Today, September 25, is International Ataxia Awareness Day. I am sharing a blurb that I wrote a while back and sent along with a presss release to some of th local press. I think it describes ataxia and my plight pretty well so thought I would share it with you via this blog. I hope some of you will see fit to share it to increase awareness of ataxia.
Hello, my name is Hazel Freeman. I am a 71 year old grandmother. I have lived in Silsbee since 2003. My husband, Paul, grew up here and. as he says, “graduated from Silsbee High
School in the dark ages. His parents were TC and Minta Freeman.
I expected to be one that climbed on the roof at age 90, I was so healthy for my age. Now, thanks to a neurological disorder called Ataxia, I can’t even walk across the room without help today.
I first noticed the effects of Ataxia 3 years ago, in 2011. I tripped easily and just kept going when I bent over. Corners were difficult. By January, 2012, it had gotten worse and I took some
bad falls. I then went to the doctor. I was diagnosed that summer after MRIs, blood tests, and seeing an ENT to rule out ear problems and other problems. I went from using a cane to walk to using a rollator(walker) that fall. Now it looks like a wheel chair is in my future.

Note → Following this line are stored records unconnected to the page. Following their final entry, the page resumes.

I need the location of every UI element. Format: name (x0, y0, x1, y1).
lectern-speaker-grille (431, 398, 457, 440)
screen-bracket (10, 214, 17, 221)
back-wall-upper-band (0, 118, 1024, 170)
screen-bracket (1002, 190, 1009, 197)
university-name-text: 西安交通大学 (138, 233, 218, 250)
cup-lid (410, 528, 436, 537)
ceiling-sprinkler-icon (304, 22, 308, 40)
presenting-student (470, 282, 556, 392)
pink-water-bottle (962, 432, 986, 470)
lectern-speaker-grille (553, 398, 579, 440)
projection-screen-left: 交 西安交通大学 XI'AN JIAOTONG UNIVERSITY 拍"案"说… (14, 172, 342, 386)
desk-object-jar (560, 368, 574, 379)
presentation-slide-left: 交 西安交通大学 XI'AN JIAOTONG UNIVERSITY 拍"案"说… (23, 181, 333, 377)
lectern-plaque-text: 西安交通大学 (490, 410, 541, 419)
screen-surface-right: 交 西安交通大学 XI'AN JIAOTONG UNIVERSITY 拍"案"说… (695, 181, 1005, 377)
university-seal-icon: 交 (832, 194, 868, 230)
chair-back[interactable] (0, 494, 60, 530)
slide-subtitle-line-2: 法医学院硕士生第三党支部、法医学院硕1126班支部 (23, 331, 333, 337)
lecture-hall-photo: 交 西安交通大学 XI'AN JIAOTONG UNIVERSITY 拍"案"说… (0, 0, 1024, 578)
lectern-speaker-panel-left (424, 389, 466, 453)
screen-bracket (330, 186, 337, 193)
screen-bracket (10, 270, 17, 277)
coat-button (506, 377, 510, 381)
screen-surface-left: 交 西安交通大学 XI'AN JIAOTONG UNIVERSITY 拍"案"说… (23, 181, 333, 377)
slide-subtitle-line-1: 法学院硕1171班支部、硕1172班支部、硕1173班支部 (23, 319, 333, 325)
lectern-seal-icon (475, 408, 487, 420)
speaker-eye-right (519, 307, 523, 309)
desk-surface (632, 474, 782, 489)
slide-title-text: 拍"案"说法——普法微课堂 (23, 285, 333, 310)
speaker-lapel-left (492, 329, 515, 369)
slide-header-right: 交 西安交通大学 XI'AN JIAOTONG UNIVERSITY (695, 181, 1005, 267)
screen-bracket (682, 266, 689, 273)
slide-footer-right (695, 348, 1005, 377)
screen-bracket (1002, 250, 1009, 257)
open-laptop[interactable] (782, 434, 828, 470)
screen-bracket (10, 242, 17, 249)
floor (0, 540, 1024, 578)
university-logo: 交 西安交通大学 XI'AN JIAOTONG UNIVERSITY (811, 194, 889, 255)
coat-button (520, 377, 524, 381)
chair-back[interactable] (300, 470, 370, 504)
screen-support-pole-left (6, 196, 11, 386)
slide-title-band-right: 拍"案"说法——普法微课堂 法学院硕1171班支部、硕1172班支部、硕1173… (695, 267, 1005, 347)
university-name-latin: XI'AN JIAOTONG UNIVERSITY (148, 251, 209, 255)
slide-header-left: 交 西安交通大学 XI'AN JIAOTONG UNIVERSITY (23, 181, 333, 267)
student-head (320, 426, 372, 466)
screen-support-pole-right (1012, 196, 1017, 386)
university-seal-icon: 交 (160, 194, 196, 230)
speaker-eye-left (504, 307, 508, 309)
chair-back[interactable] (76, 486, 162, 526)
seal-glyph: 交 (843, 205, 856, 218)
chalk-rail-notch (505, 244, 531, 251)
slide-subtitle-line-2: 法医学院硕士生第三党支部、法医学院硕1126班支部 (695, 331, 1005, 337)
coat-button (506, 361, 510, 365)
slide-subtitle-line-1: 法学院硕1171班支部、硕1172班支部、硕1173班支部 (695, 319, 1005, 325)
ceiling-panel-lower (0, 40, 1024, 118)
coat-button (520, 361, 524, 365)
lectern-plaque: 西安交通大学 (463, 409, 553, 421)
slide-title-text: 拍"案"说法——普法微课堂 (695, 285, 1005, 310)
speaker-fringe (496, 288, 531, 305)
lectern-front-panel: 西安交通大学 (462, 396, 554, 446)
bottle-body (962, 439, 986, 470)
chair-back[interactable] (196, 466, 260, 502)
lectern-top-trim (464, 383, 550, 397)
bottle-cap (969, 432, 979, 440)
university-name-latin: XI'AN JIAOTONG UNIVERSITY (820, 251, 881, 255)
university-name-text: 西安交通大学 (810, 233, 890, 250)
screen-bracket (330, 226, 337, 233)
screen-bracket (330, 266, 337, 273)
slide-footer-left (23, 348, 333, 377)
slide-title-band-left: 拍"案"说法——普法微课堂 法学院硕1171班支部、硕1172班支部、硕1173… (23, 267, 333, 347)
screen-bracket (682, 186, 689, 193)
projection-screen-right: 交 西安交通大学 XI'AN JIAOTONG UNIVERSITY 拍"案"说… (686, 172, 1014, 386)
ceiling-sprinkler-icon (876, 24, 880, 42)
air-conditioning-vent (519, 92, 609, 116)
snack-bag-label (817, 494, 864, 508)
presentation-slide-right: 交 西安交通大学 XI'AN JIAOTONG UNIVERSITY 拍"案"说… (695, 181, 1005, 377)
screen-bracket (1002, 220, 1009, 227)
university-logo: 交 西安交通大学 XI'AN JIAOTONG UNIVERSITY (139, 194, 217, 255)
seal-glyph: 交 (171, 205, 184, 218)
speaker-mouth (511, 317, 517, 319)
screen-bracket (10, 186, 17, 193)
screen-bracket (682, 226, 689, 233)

. Paul says I am drunk all the time--even though I do Not drink alcohol. Ataxia affects the cerebellum which is the part of the brain affected by alcohol when someone drinks. It causes staggering gait, slurred speech, bladder incontinence, and peripheral neuropathy, among other things. One concern about Ataxia is that one can choke on water or one’s own spit. I understand that some times a thickener is added to water and other liquids to keep people with Ataxia from choking. So far, this hasn’t been a problem for me.
Also, until recently, my speech wasn’t slurred too bad except when I was tired. It is getting harder and harder to talk, and, especially, to be understood . Probably, the thing that frustrates me
most is not being able to write or print. Apparently, this is common to Ataxia. I like to take notes and make lists--now I can’t do either.
Depression is usual among people who have Ataxia. As my small motor skills have been affected and the disorder progresses, I have been somewhat depressed over not being able to do things I have always done. For instance, I love to cook and recently, we decided that Paul needed to do most of the cooking for us. It’s fortunate that he can.
It is also fortunate for me that he is such a patient caregiver and cares so much, There is no cure or treatment for Ataxia. It is something to be endured, and therapy and life adjustments can
help you cope. Someone on the Living with Ataxia site recently described it as walking on a boat that is going over waves. It makes you tired just to do ordinary things because it requires extra
effort just to keep from falling over.
Ataxia, while it is a rare disease ,affecting 150,000 Americans, or less, is often a hereditary disease affecting young people and children. It can be caused by a stroke or head injury, or be a gluten reaction. Or, as in my case, the cause may be unknown.
Be aware of Ataxia, and remember some people are dealing with it day by day and minute by minute. Do what you can to help researchers find a cure or treatment for this condition!